VEON business network
The strategy of Veon is in stark contrast to the aspirations of other telecom operators gathered at the Mobile World Congress (MWC 2021) in Barcelona.

Veon in February revealed financial guidance for 2021 — anticipating low to mid-single-digit growth in revenue and EBITDA, Capex intensity of 22-23 percent and group leverage of around 2.4x. Veon said the Capex intensity over the last twelve months was 23.7 percent.

The vast majority of operators speaking at the annual industry event touted their plans to launch 5G networks, with Orange, Verizon and Deutsche Telekom flaunting their latest experiments with robots and edge computing.

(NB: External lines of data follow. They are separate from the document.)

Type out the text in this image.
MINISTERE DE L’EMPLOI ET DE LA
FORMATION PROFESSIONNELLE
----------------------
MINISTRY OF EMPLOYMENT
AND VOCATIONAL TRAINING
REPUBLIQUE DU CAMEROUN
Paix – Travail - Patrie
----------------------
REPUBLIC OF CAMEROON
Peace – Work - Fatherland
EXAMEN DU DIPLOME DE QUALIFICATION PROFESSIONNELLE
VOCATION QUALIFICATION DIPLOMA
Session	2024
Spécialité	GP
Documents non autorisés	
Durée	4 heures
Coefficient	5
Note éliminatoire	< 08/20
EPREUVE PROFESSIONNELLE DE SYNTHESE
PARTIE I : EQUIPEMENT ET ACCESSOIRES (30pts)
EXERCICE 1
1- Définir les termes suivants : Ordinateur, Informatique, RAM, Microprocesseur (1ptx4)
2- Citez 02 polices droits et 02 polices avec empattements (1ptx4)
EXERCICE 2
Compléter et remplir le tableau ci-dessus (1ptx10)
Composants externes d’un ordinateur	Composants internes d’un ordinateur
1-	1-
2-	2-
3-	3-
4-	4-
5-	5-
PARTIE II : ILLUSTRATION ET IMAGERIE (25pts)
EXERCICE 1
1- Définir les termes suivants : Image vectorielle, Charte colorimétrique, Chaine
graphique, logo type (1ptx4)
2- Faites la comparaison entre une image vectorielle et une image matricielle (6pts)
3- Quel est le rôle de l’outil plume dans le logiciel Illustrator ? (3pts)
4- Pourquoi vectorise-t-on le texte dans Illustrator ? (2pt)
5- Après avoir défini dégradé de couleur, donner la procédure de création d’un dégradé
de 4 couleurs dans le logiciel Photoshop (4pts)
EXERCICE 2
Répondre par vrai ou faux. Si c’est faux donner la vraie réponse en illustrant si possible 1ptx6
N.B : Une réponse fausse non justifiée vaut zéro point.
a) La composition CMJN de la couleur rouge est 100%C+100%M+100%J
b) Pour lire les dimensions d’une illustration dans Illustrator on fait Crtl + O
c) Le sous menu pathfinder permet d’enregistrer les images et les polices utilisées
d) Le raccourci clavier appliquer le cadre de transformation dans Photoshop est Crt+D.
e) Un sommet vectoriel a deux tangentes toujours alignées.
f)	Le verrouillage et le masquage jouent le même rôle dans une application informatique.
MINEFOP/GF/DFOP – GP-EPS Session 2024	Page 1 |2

Veon, which serves 240 million mobile phone users in countries as diverse as Pakistan, Algeria and Russia, insisted on a very different track in the face of its largely low-income, infrastructure-starved customer base, most of whom earn daily wages.

“There is really a need to make sure that smartphone penetration gets to the right levels faster, that 4G accessibility gets to the right levels,” CEO Kaan Terzioglu told Reuters on the sidelines of the Mobile World Congress.

“I don’t like the vanity of 5G being discussed before we get the basic things done.”

The mobile and broadband operator, in which the biggest shareholder is Russian billionaire Mikhail Fridman’s investment vehicle LetterOne, will seek to give its clients broadband access.

Terzioglu said he would be open to work with Elon Musk’s Starlink to bring internet access to remote areas via satellite.

“I don’t expect 5G deployments in our markets commercially over the next three years though we will make deployments for fixed wireless access and private networks,” Terzioglu said. Fewer than half of his customers had 4G coverage.